Im Artikel werden keine vollständigen Namen von Personen erwähnt. Es werden lediglich Organisationen und allgemeine Begriffe wie "Bund der Steuerzahler" und "Durchschnitt aller Arbeitnehmer-Haushalte" genannt.
Welche Institutionen, Organisationen oder Verbände kommen im Artikel vor?
Bund der Steuerzahler, Deutsches Steuerzahlerinstitut (DSi), Statistisches Bundesamt.
Zu welchem Zeitpunkt hat das beschriebene Ereignis stattgefunden?
Der Steuerzahlergedenktag fällt 2025 auf den 13. Juli. Die weiteren Termine sind der 11. Juli für Mehr-Personen-Haushalte und der 16. Juli für alleinlebende Arbeitnehmer.
An welchem Ort oder in welcher Region spielt das Geschehen?
Berlin, Deutschland
Wie lässt sich der Inhalt des Artikels in einem Satz zusammenfassen?
Der Bund der Steuerzahler warnt vor steigenden finanziellen Belastungen für Bürger in Deutschland, da die Einkommensbelastungsquote 2025 voraussichtlich 52,9 Prozent erreicht, was bedeutet, dass Arbeitnehmer bis zum 13. Juli für Steuern und Abgaben arbeiten müssen.
Was war der Anlass oder Auslöser für das berichtete Ereignis?
Der Hintergrund des Ereignisses ist die zunehmende finanzielle Belastung der Bürger durch Steuern und Abgaben in Deutschland. Der Bund der Steuerzahler weist darauf hin, dass die Einkommensbelastungsquote für Arbeitnehmer-Haushalte auf 52,9 Prozent gestiegen ist. Diese Belastung wird durch steigende Beiträge zur Sozialversicherung und zusätzliche Abgaben, wie die erhöhte CO2-Steuer, verstärkt. Der "Steuerzahlergedenktag" symbolisiert den Zeitpunkt, ab dem die Bürger wieder für ihr eigenes Einkommen arbeiten, nachdem sie zuvor ihre Steuern und Abgaben abgeführt haben.
Wie wurde auf das Ereignis durch Politik oder Öffentlichkeit reagiert?

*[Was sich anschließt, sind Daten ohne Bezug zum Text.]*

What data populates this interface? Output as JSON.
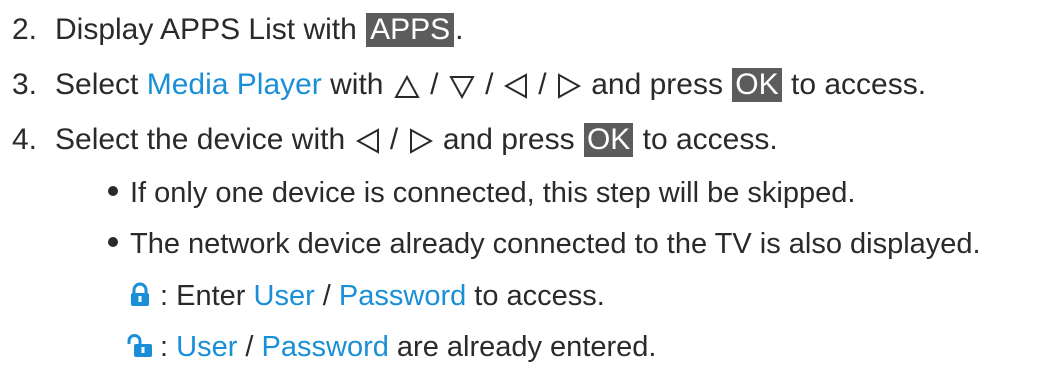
{
  "steps": [
    {
      "number": "2.",
      "parts": {
        "a": "Display APPS List with ",
        "key": "APPS",
        "b": "."
      }
    },
    {
      "number": "3.",
      "parts": {
        "a": "Select ",
        "link": "Media Player",
        "b": " with ",
        "sep1": " / ",
        "sep2": " / ",
        "sep3": " / ",
        "c": " and press ",
        "key": "OK",
        "d": " to access."
      }
    },
    {
      "number": "4.",
      "parts": {
        "a": "Select the device with ",
        "sep1": " / ",
        "c": " and press ",
        "key": "OK",
        "d": " to access."
      }
    }
  ],
  "bullets": [
    "If only one device is connected, this step will be skipped.",
    "The network device already connected to the TV is also displayed."
  ],
  "lock_rows": [
    {
      "icon": "locked-icon",
      "prefix": ": Enter ",
      "user": "User",
      "slash": " / ",
      "password": "Password",
      "suffix": " to access."
    },
    {
      "icon": "unlocked-icon",
      "prefix": ": ",
      "user": "User",
      "slash": " / ",
      "password": "Password",
      "suffix": " are already entered."
    }
  ],
  "colors": {
    "text": "#2a2a2a",
    "link": "#1a8fd8",
    "key_bg": "#5c5c5c",
    "key_text": "#ffffff",
    "lock_icon": "#1a8fd8"
  }
}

Der Bund der Steuerzahler hat auf die steigende Belastung der Bürger durch höhere Steuern und Abgaben hingewiesen, was sowohl in der Öffentlichkeit als auch in den Medien diskutiert wird. Die voraussichtliche Einkommensbelastungsquote für 2025 beträgt 52,9 Prozent, was einen Anstieg im Vergleich zum Vorjahr darstellt und besonders die Sozialversicherungsbeiträge betrifft.
Welche Folgen oder Konsequenzen werden im Beitrag thematisiert?
Die Folgen oder Konsequenzen, die im Artikel erwähnt werden, sind: steigende Belastung der Bürger, steigende Einkommensbelastungsquote auf 52,9 Prozent, nur 47,1 Cent des Euros bleiben zur freien Verfügung, höherer durchschnittlicher Zusatzbeitrag zur gesetzlichen Krankenversicherung, steigende Beiträge zur Pflegeversicherung, höhere CO2-Steuer auf Kraft- und Heizstoffe, isolierte Belastung für alleinlebende Arbeitnehmer, Verschiebung des Steuerzahlergedenktags für unterschiedliche Haushaltskonstellationen.
Liegt zu dem Thema bereits eine Reaktion oder Stellungnahme vor?
Ja, im Artikel wird eine Stellungnahme des Bundes der Steuerzahler zitiert. Der Verband beklagt eine steigende Belastung der Bürger und teilt mit, dass der Steuerzahlergedenktag 2025 auf den 13. Juli fällt, was bedeutet, dass die Bürger bis zu diesem Datum rechnerisch nur für den Staat arbeiten.